Last Friday, I had to down one of the nodes in the cluster (2 node cluster). The 2nd node (I'll call server2) picked up the master ip, as was expected. When I brought the 1st node (server1) back up, it was no longer able to join the cluster. It simply hangs on "Joining....". When I look at the log file, it says "Join retry, some other node acquired the cluster lock".

In trying to troubleshoot this, I brought down server2, and rebooted both servers. I let the server1 acquire the Master, and server2 joined without any issues. I then had server1 leave the cluster, and server2 then became the master. When trying to re-join the cluster with server1, it would again hang. So basically, if server1 is the Master, both servers can join.
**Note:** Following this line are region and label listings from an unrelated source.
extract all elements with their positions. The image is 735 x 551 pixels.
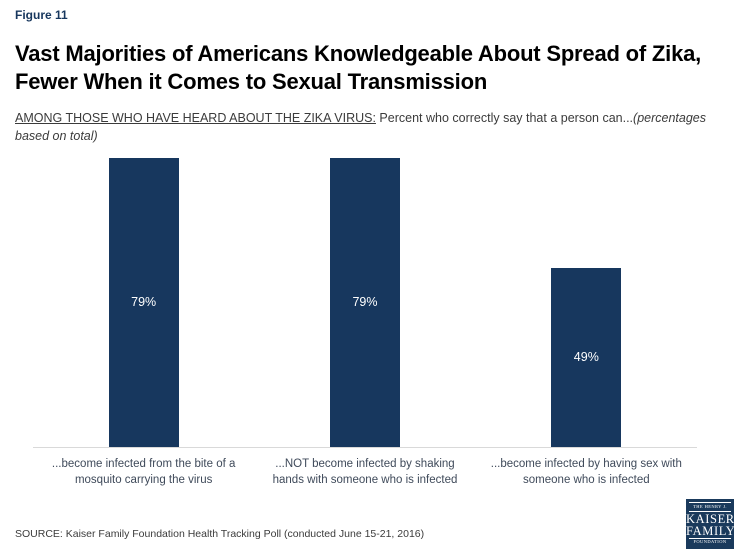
subtitle-emphasis: AMONG THOSE WHO HAVE HEARD ABOUT THE ZIK… — [15, 111, 376, 125]
figure-label: Figure 11 — [15, 8, 68, 22]
source-note: SOURCE: Kaiser Family Foundation Health … — [15, 528, 425, 540]
bar-value-label: 79% — [131, 295, 157, 310]
page-title: Vast Majorities of Americans Knowledgeab… — [15, 41, 702, 94]
bar-2: 79% — [329, 157, 400, 447]
subtitle-italic: (percentages based on total) — [15, 111, 706, 144]
kff-logo-line-kaiser: KAISER — [686, 511, 735, 526]
category-label-2: ...NOT become infected by shaking hands … — [272, 458, 458, 487]
bar-value-label: 49% — [573, 350, 599, 365]
kff-logo-line-henry: THE HENRY J. — [689, 502, 731, 512]
bar-value-label: 79% — [352, 295, 378, 310]
bar-chart-plot-area: 79% 79% 49% — [33, 81, 697, 447]
category-label-3: ...become infected by having sex with so… — [490, 458, 682, 487]
bar-column-3: 49% — [476, 81, 697, 447]
kff-logo-line-family: FAMILY — [686, 523, 735, 538]
bar-column-1: 79% — [33, 81, 254, 447]
x-axis-baseline — [33, 447, 697, 448]
kff-logo-line-foundation: FOUNDATION — [689, 537, 731, 545]
category-axis-labels: ...become infected from the bite of a mo… — [33, 456, 697, 488]
bar-column-2: 79% — [254, 81, 475, 447]
bar-3: 49% — [551, 267, 622, 447]
category-label-1: ...become infected from the bite of a mo… — [51, 458, 236, 487]
kff-logo: THE HENRY J. KAISER FAMILY FOUNDATION — [686, 499, 735, 549]
subtitle-plain: Percent who correctly say that a person … — [375, 111, 634, 125]
subtitle: AMONG THOSE WHO HAVE HEARD ABOUT THE ZIK… — [15, 109, 721, 145]
bar-1: 79% — [108, 157, 179, 447]
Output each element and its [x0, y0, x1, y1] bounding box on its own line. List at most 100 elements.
But if server2 is the Master, server1 is unable to join.

I have verified that there are no communication problems between the two servers. And that they can both see the sbd partition. My heartbeat settings are on the installation defaults. I have downed both servers completely, and it always comes back to the same thing (above paragraph).
I have also tried reinstalling NCS on both servers (joining an existing node), and it always fails on the "Join Node" section.

I've seen references to some TID's that are supposed to have some solutions, but am unable to find the TID's. I've also seen reference to re-creating the SBD partition, but can't find any good instruction on how to do that without hosing everything. I've read references on changing the panning ID, but also can't find instructions on how to do that.

Can someone please give me some advice. If re-creating the sbd partition is what I should try next, can you explain how to do it? Thank you!